All these physicians testified that quite a number of the symptoms of morphine poison would be the same as the symptoms of compression of the brain resulting from a blow on the head.

During Dr. Winnett's testimony a dramatic scene occurred. Attorney Lambertson handed him a skull with which to make his explanations. The top of it had been cut off and there were fractures about the left eye. During the examination the lawyer asked:

"Doctor, whose skull are you holding in your hand?"

"It is the skull of John Sheedy."

Mrs. Sheedy's eyes filled with tears and she hid her face in her handkerchief, but she soon recovered her composure and bravely followed the ghastly evidence offered by the state.
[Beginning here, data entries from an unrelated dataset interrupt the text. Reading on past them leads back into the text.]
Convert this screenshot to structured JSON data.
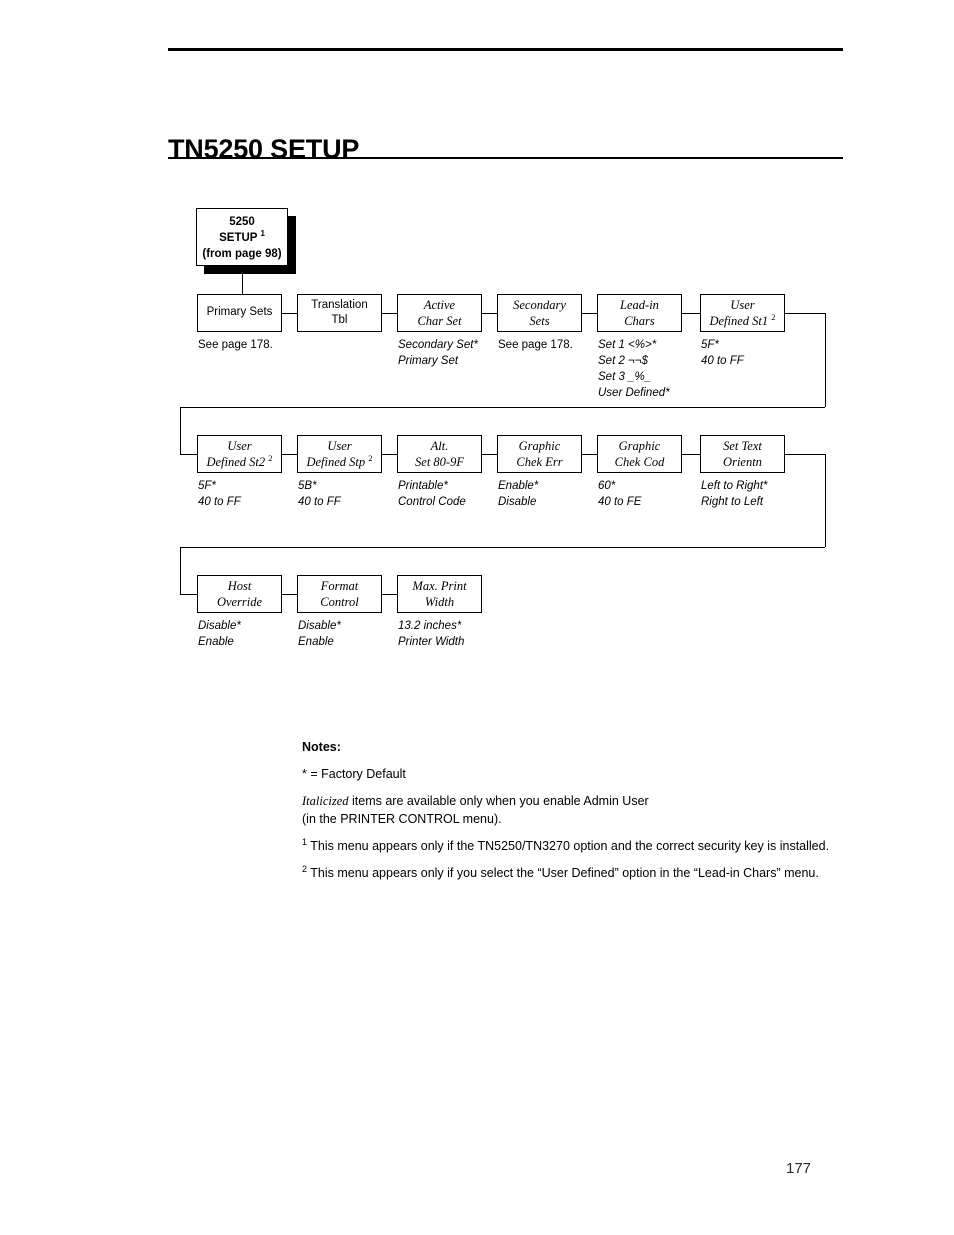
{
  "page": {
    "title": "TN5250 SETUP",
    "number": "177"
  },
  "root": {
    "line1": "5250",
    "line2": "SETUP",
    "line2_sup": "1",
    "line3": "(from page 98)"
  },
  "rows": [
    {
      "nodes": [
        {
          "l1": "Primary Sets",
          "l2": "",
          "sup": "",
          "italic": false,
          "opts": "See page 178.",
          "opts_italic": false
        },
        {
          "l1": "Translation",
          "l2": "Tbl",
          "sup": "",
          "italic": false,
          "opts": "",
          "opts_italic": false
        },
        {
          "l1": "Active",
          "l2": "Char Set",
          "sup": "",
          "italic": true,
          "opts": "Secondary Set*\nPrimary Set",
          "opts_italic": true
        },
        {
          "l1": "Secondary",
          "l2": "Sets",
          "sup": "",
          "italic": true,
          "opts": "See page 178.",
          "opts_italic": false
        },
        {
          "l1": "Lead-in",
          "l2": "Chars",
          "sup": "",
          "italic": true,
          "opts": "Set 1 <%>*\nSet 2 ¬¬$\nSet 3 _%_\nUser Defined*",
          "opts_italic": true
        },
        {
          "l1": "User",
          "l2": "Defined St1",
          "sup": "2",
          "italic": true,
          "opts": "5F*\n40 to FF",
          "opts_italic": true
        }
      ]
    },
    {
      "nodes": [
        {
          "l1": "User",
          "l2": "Defined St2",
          "sup": "2",
          "italic": true,
          "opts": "5F*\n40 to FF",
          "opts_italic": true
        },
        {
          "l1": "User",
          "l2": "Defined Stp",
          "sup": "2",
          "italic": true,
          "opts": "5B*\n40 to FF",
          "opts_italic": true
        },
        {
          "l1": "Alt.",
          "l2": "Set 80-9F",
          "sup": "",
          "italic": true,
          "opts": "Printable*\nControl Code",
          "opts_italic": true
        },
        {
          "l1": "Graphic",
          "l2": "Chek Err",
          "sup": "",
          "italic": true,
          "opts": "Enable*\nDisable",
          "opts_italic": true
        },
        {
          "l1": "Graphic",
          "l2": "Chek Cod",
          "sup": "",
          "italic": true,
          "opts": "60*\n40 to FE",
          "opts_italic": true
        },
        {
          "l1": "Set Text",
          "l2": "Orientn",
          "sup": "",
          "italic": true,
          "opts": "Left to Right*\nRight to Left",
          "opts_italic": true
        }
      ]
    },
    {
      "nodes": [
        {
          "l1": "Host",
          "l2": "Override",
          "sup": "",
          "italic": true,
          "opts": "Disable*\nEnable",
          "opts_italic": true
        },
        {
          "l1": "Format",
          "l2": "Control",
          "sup": "",
          "italic": true,
          "opts": "Disable*\nEnable",
          "opts_italic": true
        },
        {
          "l1": "Max. Print",
          "l2": "Width",
          "sup": "",
          "italic": true,
          "opts": "13.2 inches*\nPrinter Width",
          "opts_italic": true
        }
      ]
    }
  ],
  "notes": {
    "title": "Notes:",
    "factory_default": "* = Factory Default",
    "italic_word": "Italicized",
    "italic_rest": " items are available only when you enable Admin User",
    "italic_line2": "(in the PRINTER CONTROL menu).",
    "note1_sup": "1",
    "note1": " This menu appears only if the TN5250/TN3270 option and the correct security key is installed.",
    "note2_sup": "2",
    "note2": " This menu appears only if you select the “User Defined” option in the “Lead-in Chars” menu."
  },
  "colors": {
    "ink": "#000000",
    "paper": "#ffffff"
  }
}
Albert Katzenstein and James Gatchell, clerks at Herpolsheimer & James Gatchell, clerks at Herpolsheimer & Co.'s, identified some night shirts and socks as some that Mrs. Sheedy had bought at their store. They were found in Walstrom's room. J. Smith, a clerk at Schwab's, in like manner identified a necktie.

Harry Shafer, grand keeper of the records and seal of the Knights of [Pythian?] in Nebraska, testified that on the day following the assault he called to see the wounded man, who was a brother knight. While there Mrs. Sheedy remaked:

"I believe that Mr. Sheedy is dying, not from the effects of the blow, but I think they have given him something to kill him."

Dr. Casebeer explained that the symptoms of compression of the brain are nearly the same as those in morphine poisoning except in the breathing, it is not so slow; where you find one breathing heavily and only five or six times a minute, it would indicate morphine poisoning; where the breathing is equally heavy but at the rate of fifteen or twenty times a minute, it would indicate compression, where the rate fluctuated it would indicate morphine. Compression would would be apt to dilate the pupils; would not expect dilation from sulfonal. Compression of the brain is caused by the rupture of a blood vessel, and the blood pouring out upson the [?].

Was Detective Malone Forgetful?

On Monday Detective Malone testified that he went to Walstrom's room after the arrest of that fellow and found there some socks, neckties and night shirts which he showed to certain clerks at Herpolsheimer's and Schwab's, and they identified them as the ones sold to Mrs. Sheedy. On the day of the arrest the witness was with Marshal Melick when that officer whowed McFarland his own cane and asked him whether he had bought such a cane as that at Goldwater's. McFarland said he had bought a cane like that from a man from the Black Hills. When the witness started to take McFarland to the police station a person near by remarked, "Ah, there, I thought that they'd get you." It was one of the barbers in the shop who said this. The witness continued:

"I showed McFarland the cane found on the porch after the assault on John Sheedy January 11. Monday identified the case. I asked him where he was the evening of the assault and his answers were such that I charged him with being at John Sheedy's between eight minutes after 7 and 7:30 the evening that John Sheedy was struck. We then locked him up."

The witness then testified that he was present at the time the first confession was made. This was on the Sunday morning following the arrest. The witness then detailed the confession.

Mr. Strode examined the witness rigidly upon his testimony before the coroner's jury, wherein he appears to have stated that he had had a conversation with John Sheedy on the night after the assault and that the latter had said that he thought his assailant was Frank Williams. Malone said he didn't say it.

"Didn't you tell me that Sunday night," said Colonel Philpott, the darkey's attorney, "in the corridor of the city jail as you passed, you going towards Monday's cell and I going in the opposite direction, that Monday was in a desperate condition and would commit suicide before morning?"

"No, sir."

"Did you see me in the jail that night at all?"

"No, sir."

"Will you swear I was not there?"

"No, sir; you might have been there while I was not."

"Do you mean to say, Mr. Malone," said Mr. Strode, "that you did not tell me that night in the office of the police station, leaning over the railing and talking in low tones, that you scared the confession out of Monday McFarland?"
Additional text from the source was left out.